Три старших брата, из которых Григорий был вторым, вступили в Шляхетский кадетский корпус, где получили очень хорошее военное образование и особенно изучили главнейшие иностранные языки – немецкий и французский. Из корпуса Григорий вышел в гвардейский пехотный полк, но вскоре, вероятно по собственному желанию, был переведен в артиллерию. Он был красивейший мужчина, и это преимущество содействовало ему в приобретении места адъютанта при генерал-фельдцейхмейстере. В это время, вследствие открывшейся его связи с одной дамой, он имел неприятности и уже почти лишился было свободы, но это прошло ему пока благополучно. Григорий и его три брата, так как к ним присоединился уже и Федор, жили в полном согласии. Они продали довольно порядочное имение своего отца и проживали
Казимир Феликсович Валишевский (1849–1935), польский историк, писатель и публицист. Из книги «Вокруг трона. Екатерина II»:
9 октября 1762 г. барон де Бретель, французский посланник, докладывал из Петербурга своему министру, герцогу Шуазелю: «Не знаю, ваша светлость, к чему поведет переписка царицы с г. Понятовским, но, кажется, уже нет сомнения в том, что она дала ему преемника в лице г-на Орлова, возведенного в графское достоинство в день коронации… Это очень красивый мужчина. Он уже несколько лет был влюблен в царицу, и я помню, как однажды она назвала мне его смешным и сообщила о его несообразном чувстве. Впрочем, по слухам, он очень глуп. Так как он говорит только по-русски, то мне теперь еще трудно судить об этом. Определение „глупый“ вообще довольно часто приложимо к окружающим царицу; и хотя она, по-видимому, вполне мирится с этим, однако, мне кажется, есть основание предвидеть, что она удалит большинство окружающих ее. До сих пор она жила только с заговорщиками, которые, почти за единственным исключением Панина и гетмана (Разумовского), все бедняки, бывшие поручики или капитаны, и вообще сброд: таких можно встретить во всех городских притонах…»

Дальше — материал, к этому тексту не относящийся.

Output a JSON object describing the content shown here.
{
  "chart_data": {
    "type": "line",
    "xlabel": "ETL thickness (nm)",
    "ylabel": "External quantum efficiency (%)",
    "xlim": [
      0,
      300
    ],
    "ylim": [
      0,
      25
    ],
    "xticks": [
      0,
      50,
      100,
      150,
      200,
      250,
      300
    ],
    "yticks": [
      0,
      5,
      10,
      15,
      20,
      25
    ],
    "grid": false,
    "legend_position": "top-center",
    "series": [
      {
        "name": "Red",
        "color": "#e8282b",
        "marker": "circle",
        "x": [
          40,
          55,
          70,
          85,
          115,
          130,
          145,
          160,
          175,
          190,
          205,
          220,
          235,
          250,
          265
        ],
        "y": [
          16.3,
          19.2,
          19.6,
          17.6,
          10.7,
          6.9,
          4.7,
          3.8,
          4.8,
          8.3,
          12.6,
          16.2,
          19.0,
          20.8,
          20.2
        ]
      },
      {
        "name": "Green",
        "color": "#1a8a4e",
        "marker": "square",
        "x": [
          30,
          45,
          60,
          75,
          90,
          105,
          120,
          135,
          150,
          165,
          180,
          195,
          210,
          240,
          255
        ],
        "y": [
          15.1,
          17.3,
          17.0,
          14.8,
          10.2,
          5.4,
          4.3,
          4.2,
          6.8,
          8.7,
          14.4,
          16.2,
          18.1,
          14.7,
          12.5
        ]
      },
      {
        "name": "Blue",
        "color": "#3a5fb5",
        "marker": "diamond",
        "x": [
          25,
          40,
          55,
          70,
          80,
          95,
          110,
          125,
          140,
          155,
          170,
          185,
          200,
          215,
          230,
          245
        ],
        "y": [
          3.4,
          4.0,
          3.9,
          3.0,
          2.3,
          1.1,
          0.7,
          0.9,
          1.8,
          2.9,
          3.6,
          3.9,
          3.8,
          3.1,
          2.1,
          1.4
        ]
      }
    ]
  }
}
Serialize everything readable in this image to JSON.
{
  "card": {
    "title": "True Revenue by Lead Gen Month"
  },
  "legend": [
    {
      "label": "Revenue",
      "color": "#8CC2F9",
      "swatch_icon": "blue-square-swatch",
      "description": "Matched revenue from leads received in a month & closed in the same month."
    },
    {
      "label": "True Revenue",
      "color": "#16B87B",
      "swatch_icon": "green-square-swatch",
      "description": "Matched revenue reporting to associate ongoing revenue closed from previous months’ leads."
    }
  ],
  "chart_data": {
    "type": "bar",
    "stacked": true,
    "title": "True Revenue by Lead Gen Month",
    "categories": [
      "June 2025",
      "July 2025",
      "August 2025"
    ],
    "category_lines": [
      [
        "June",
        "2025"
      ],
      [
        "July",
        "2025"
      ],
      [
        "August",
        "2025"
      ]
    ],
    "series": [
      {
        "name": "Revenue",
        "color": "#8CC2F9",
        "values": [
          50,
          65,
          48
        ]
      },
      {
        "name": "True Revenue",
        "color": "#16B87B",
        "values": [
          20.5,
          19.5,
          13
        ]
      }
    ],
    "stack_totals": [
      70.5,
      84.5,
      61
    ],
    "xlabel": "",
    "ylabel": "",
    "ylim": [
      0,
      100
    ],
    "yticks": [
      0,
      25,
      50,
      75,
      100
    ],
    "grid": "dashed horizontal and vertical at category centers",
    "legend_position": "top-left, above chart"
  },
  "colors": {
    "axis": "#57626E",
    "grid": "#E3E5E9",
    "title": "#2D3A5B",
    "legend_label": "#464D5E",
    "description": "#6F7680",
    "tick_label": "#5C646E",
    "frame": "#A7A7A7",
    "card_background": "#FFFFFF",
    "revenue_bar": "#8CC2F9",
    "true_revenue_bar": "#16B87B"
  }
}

Из «Истории и анекдотов революции в России в 1762 году» Клода Карломана Рюльера:
Орлов скоро обратил на себя всеобщее внимание. Между императрицей и сим дотоле неизвестным человеком оказалась та нежная короткость, которая была следствием давнишней связи. Двор был в крайнем удивлении. Вельможи, из которых многие почитали несомненными права свои на сердце государыни, не понимали, как, несмотря даже на его неизвестность, сей соперник скрывался от их проницательности, и с жесточайшею досадою видели, что они трудились только для его возвышения. Не знаю почему: по своей дерзости, в намерении заставить молчать своих соперников или по согласию с своею любезною, дабы оправдать то великое, которое она ему предназначала, он осмелился однажды ей сказать в публичном обеде, что он самовластный повелитель гвардии и может лишить ее престола, стоит только ему захотеть. Все зрители за сие оскорбились, некоторые отвечали с негодованием, но столь жадные служители были худые придворные; они исчезли, и честолюбие Орлова не знало никаких пределов.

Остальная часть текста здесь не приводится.